United Parcel Service, Inc. v. National Labor Relations Board
Facts
UPS, Inc., the trucking component of United Parcel Services of America, had been regulated under the NLRA since 1947. Its affiliate, UPS, Co., began air-freight operations in 1988 and was expressly determined in 1990 to be an RLA carrier, but UPS, Inc. still carried more than 90 percent of all UPSA packages exclusively on the ground.
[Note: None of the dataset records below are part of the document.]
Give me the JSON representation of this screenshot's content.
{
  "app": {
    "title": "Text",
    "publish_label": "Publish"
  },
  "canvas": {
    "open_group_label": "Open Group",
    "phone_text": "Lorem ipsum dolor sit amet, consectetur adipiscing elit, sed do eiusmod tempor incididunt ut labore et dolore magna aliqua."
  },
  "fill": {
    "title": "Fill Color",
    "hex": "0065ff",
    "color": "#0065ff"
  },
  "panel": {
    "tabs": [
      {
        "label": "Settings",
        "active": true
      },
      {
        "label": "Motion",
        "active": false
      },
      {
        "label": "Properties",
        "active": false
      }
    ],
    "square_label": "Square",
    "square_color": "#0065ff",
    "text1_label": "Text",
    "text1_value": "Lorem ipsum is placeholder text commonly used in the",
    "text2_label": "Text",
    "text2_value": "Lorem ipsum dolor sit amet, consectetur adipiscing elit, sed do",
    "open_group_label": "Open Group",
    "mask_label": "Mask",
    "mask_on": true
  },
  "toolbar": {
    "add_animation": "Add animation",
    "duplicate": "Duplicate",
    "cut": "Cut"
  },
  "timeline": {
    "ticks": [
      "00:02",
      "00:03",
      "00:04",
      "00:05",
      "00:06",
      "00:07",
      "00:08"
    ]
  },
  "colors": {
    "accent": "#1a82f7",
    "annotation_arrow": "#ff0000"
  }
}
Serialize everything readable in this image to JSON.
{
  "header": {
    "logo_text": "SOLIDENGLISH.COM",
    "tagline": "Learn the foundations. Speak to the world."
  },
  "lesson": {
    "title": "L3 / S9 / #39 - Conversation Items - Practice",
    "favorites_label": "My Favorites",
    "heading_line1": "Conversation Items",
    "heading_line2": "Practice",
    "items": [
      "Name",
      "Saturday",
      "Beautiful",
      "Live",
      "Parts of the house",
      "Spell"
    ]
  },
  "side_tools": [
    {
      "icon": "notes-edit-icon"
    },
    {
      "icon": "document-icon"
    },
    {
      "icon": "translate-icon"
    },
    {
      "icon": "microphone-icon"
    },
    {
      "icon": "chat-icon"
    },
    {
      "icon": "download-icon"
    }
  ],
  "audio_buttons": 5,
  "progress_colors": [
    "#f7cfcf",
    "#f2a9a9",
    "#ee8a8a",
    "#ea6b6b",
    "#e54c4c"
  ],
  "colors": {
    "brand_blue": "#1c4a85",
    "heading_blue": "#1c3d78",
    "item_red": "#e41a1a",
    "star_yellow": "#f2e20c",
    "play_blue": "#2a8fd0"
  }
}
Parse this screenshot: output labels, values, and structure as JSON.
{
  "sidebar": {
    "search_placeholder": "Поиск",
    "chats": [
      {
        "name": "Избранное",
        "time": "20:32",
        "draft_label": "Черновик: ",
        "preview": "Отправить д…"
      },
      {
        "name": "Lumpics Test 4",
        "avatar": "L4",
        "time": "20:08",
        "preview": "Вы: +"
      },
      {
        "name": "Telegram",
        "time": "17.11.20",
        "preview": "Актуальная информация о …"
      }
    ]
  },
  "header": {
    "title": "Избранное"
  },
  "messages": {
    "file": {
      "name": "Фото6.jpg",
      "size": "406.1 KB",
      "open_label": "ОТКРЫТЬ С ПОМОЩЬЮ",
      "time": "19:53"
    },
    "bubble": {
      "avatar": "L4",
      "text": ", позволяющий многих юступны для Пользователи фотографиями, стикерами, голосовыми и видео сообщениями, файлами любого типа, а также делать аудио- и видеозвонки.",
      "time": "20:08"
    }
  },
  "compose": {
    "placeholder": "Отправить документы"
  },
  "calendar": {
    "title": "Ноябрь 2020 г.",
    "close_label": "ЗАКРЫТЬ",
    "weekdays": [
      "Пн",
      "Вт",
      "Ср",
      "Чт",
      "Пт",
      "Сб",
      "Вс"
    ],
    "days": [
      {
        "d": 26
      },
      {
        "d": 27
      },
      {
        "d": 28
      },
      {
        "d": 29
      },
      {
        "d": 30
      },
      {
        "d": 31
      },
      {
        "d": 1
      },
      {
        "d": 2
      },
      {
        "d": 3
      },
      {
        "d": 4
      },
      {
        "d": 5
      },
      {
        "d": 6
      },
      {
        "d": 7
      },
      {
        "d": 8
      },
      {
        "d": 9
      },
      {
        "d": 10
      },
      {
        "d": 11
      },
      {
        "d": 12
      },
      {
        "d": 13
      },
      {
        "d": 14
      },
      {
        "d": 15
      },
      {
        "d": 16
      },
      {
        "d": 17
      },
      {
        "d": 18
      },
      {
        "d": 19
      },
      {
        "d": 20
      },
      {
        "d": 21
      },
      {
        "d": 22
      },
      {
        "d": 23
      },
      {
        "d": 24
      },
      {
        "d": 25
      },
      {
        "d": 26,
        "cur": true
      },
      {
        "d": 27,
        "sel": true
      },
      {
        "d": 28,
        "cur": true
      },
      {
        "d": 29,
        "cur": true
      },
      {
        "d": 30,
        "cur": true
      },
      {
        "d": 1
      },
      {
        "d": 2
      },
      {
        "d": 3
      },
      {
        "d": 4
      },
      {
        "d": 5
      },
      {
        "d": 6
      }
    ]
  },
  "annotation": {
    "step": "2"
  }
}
In 1993, while defending an NLRA proceeding and after previously admitting NLRB authority, UPS, Inc. challenged the NLRB's jurisdiction and asked the Board to refer the matter to the NMB. The NLRB refused referral, finding no material change in UPS, Inc.'s operations and concluding that UPS, Inc. did not principally serve its RLA affiliate and therefore remained an NLRA carrier.
Issue
Whether the NLRB was required or acted arbitrarily in refusing to refer to the NMB the question whether UPS, Inc. was covered by the RLA, and whether the NLRB correctly determined that UPS, Inc. remained subject to the NLRA. More specifically, the case asked whether UPS, Inc.'s relationship with its RLA air-freight affiliate brought the trucking operation within the RLA despite the trucking service exception.
Rule
There is no statutory requirement that the NLRB submit an NLRA-versus-RLA jurisdictional question to the NMB before deciding its own jurisdiction, and the Board does not act arbitrarily by declining referral where the matter is already resolved or clear, especially absent a material change in the employer's circumstances or where the employer has long acknowledged NLRB jurisdiction. A commonly owned trucking service falls outside the RLA under the trucking service exception unless the relevant precedent showing derivative RLA jurisdiction is met, including that the trucker principally serves the affiliated RLA carrier, is an integral part of that affiliate, and provides services essential to the affiliate's operations.